Thursday, May 22, 2008

Siberia by Ann Halam

Sloe is hardened, bitter, and completely alone in the world. But things weren't always that way. Once, she was Rosita- a happy and curious child entranced by the chill and rustic appliances of the Settlement plains. But the final part of that hopeful little girl died when her scientist mother disappeared/was arrested. The woman's sudden missing status catapults 13-year-old Sloe into a world of anger, fear, fairy tale, and a forbidden science her mother has made her swear to protect.

She must make a difficult and arduous journey and escape from a vile academy, the slave trade, a traitorous angel, and everything she has allowed herself to become. Lugging a lab kit and years of Siberia grown shell, Sloe ventures bravely across the ices and into a conspiracy much greater than herself. Can one person protect a world-changing secret, even against the all-seeing eyes of the government? And the fragile creatures growing in her portable chemistry kit... are they beings of science or magic?

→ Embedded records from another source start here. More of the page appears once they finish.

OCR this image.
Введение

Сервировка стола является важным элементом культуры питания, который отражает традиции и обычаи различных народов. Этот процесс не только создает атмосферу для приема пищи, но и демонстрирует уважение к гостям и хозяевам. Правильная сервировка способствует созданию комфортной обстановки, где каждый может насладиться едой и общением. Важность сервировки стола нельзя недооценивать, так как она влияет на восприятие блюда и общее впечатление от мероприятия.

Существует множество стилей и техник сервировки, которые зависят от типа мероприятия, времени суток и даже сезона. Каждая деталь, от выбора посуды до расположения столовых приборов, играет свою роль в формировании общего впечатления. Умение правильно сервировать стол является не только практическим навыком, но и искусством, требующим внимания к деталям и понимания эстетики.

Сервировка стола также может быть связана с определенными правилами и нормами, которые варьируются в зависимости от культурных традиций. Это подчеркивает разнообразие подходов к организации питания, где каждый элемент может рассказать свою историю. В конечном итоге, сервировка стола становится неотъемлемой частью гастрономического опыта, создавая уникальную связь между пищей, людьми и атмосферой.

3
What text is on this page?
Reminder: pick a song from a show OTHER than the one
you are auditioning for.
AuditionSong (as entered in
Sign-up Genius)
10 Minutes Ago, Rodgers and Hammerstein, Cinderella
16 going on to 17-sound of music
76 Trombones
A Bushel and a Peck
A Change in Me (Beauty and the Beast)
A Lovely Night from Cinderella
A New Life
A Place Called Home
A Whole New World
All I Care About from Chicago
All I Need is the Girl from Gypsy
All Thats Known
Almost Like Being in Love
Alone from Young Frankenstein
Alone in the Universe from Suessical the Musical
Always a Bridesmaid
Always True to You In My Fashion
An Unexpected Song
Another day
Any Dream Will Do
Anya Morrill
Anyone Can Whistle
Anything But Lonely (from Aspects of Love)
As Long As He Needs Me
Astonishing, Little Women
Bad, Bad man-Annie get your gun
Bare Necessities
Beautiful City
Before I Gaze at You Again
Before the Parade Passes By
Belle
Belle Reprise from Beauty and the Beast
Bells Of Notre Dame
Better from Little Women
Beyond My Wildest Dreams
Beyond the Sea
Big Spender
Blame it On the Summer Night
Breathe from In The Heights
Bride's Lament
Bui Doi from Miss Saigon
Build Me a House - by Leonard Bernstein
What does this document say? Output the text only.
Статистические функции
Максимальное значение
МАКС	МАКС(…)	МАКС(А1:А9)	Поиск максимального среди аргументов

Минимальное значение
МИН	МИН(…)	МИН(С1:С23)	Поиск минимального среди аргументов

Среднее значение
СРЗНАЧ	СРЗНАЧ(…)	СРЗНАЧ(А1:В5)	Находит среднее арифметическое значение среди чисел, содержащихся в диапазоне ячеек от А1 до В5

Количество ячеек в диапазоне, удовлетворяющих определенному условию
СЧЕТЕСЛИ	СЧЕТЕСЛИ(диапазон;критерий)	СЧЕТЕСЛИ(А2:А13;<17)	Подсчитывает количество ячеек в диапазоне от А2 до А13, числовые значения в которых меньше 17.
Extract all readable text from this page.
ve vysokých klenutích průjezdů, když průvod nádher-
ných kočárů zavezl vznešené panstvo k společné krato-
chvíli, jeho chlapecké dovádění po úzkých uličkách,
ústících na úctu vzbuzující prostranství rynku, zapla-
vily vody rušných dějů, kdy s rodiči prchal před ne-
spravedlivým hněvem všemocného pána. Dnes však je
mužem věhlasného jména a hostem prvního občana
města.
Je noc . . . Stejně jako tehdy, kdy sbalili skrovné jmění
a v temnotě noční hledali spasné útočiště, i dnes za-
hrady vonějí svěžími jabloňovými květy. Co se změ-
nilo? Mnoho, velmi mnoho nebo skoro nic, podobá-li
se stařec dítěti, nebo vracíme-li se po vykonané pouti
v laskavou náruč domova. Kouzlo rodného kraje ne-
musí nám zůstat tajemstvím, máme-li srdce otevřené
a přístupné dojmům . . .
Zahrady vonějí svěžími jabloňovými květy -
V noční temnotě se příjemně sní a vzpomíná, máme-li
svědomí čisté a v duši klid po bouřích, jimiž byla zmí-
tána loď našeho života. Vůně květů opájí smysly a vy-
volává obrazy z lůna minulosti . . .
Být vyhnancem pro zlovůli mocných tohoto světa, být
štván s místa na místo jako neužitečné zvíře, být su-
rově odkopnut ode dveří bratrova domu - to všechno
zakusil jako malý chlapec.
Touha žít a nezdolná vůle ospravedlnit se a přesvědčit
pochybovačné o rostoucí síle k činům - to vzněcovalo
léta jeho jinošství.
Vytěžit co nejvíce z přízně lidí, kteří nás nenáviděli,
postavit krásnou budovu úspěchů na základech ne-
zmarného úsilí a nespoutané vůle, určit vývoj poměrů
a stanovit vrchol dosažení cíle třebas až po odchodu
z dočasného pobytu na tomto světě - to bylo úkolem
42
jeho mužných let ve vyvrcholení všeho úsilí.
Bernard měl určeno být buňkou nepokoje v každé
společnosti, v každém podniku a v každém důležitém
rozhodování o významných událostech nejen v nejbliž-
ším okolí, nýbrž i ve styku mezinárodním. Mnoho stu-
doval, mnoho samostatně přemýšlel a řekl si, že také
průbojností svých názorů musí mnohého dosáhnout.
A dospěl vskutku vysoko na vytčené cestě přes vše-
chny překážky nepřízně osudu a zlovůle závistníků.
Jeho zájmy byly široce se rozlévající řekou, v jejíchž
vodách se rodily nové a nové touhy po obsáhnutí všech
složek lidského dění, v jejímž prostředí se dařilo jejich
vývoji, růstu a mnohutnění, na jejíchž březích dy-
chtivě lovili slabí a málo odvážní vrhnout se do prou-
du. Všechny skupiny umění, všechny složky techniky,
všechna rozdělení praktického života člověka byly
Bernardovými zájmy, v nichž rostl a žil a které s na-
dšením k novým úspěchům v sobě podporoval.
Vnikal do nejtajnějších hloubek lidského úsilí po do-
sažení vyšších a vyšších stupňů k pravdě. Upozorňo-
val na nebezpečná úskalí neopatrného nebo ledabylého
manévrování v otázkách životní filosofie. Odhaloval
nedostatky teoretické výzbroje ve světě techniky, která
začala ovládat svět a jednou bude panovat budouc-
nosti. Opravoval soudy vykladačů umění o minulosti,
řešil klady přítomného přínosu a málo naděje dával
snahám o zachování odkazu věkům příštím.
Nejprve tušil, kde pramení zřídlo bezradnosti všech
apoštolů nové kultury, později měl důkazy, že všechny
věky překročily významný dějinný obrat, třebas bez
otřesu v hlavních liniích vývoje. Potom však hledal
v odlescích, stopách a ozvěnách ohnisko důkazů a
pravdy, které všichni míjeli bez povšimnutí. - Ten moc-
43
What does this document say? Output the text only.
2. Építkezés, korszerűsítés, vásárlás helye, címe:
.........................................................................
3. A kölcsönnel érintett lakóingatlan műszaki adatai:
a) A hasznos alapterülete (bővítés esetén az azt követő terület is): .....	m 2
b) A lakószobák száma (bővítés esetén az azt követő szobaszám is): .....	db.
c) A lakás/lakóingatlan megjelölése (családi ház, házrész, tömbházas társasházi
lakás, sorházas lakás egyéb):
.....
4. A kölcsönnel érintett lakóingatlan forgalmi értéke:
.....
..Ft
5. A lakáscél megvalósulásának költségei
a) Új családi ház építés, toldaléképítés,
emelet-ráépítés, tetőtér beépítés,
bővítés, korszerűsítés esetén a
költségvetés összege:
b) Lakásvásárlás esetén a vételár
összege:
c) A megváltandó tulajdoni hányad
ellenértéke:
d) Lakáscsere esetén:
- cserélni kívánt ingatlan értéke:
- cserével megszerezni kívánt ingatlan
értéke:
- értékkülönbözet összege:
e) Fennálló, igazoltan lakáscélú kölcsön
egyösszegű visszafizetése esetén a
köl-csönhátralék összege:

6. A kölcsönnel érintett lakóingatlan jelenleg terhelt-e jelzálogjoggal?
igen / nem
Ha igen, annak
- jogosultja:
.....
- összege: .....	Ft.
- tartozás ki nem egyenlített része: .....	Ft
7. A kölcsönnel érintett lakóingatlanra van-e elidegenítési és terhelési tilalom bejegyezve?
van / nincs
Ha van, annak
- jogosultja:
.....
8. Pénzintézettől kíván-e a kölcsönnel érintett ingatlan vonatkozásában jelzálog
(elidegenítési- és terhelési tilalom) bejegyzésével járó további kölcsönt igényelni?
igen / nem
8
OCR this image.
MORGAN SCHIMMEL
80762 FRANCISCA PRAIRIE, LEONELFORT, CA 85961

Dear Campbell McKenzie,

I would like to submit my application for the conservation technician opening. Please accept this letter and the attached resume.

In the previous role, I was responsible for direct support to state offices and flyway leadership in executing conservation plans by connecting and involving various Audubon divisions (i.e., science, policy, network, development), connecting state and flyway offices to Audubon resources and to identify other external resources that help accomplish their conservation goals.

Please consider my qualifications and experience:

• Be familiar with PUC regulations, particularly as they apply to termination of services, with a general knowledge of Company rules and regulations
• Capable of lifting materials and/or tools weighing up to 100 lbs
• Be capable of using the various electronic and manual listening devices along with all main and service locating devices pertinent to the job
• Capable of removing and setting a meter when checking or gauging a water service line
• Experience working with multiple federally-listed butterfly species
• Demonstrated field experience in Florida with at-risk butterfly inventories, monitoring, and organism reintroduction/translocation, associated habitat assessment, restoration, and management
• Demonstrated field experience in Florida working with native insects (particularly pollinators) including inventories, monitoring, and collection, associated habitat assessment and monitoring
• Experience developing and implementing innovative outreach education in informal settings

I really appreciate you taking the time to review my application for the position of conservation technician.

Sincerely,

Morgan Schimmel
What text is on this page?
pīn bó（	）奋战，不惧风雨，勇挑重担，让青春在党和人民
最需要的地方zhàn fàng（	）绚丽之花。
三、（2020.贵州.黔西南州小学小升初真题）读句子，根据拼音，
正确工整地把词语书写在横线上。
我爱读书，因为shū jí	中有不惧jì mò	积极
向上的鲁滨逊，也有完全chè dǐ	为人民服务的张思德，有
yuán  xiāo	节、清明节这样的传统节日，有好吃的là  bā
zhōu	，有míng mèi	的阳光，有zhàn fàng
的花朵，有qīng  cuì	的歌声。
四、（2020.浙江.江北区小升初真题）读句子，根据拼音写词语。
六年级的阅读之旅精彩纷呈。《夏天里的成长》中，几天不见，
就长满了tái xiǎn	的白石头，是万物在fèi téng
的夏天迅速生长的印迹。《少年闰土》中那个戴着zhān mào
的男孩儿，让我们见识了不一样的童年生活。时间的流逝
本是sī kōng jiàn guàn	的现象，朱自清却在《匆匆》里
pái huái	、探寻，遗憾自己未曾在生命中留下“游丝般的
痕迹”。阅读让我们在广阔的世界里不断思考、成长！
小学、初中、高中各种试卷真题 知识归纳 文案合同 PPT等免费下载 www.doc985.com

I knew by page 150 that there was no longer any hope for me. The plot was complex to a point where it descended into near complete confusion. My brain spent so much time trying to use the descriptions of animals and things and give them manifestation in the real world, that it could barely focus on the struggles of the characters. Due to Sloe's hard exterior, I had nearly given up on her by the page mentioned above and was very pleased to see her soften and learn just shortly after. But it was almost too late. After completing the story, I am satisfied with the character development, but not truly happy.

All the same, there was great redemption to be found in Ann Halam's beautiful writing. I knew that from the Prologue. Her descriptions of "Siberia" are brilliant and the landscape is laid right before you as you read. For this fact I both completed the novel and reconsidered my rating.

4 out of 7 Lightnings. Square in the middle, I believe. And that's where this novel sat. It wasn't bad or all that disappointing. Nor was it excellent and laudable. It was good. Just good.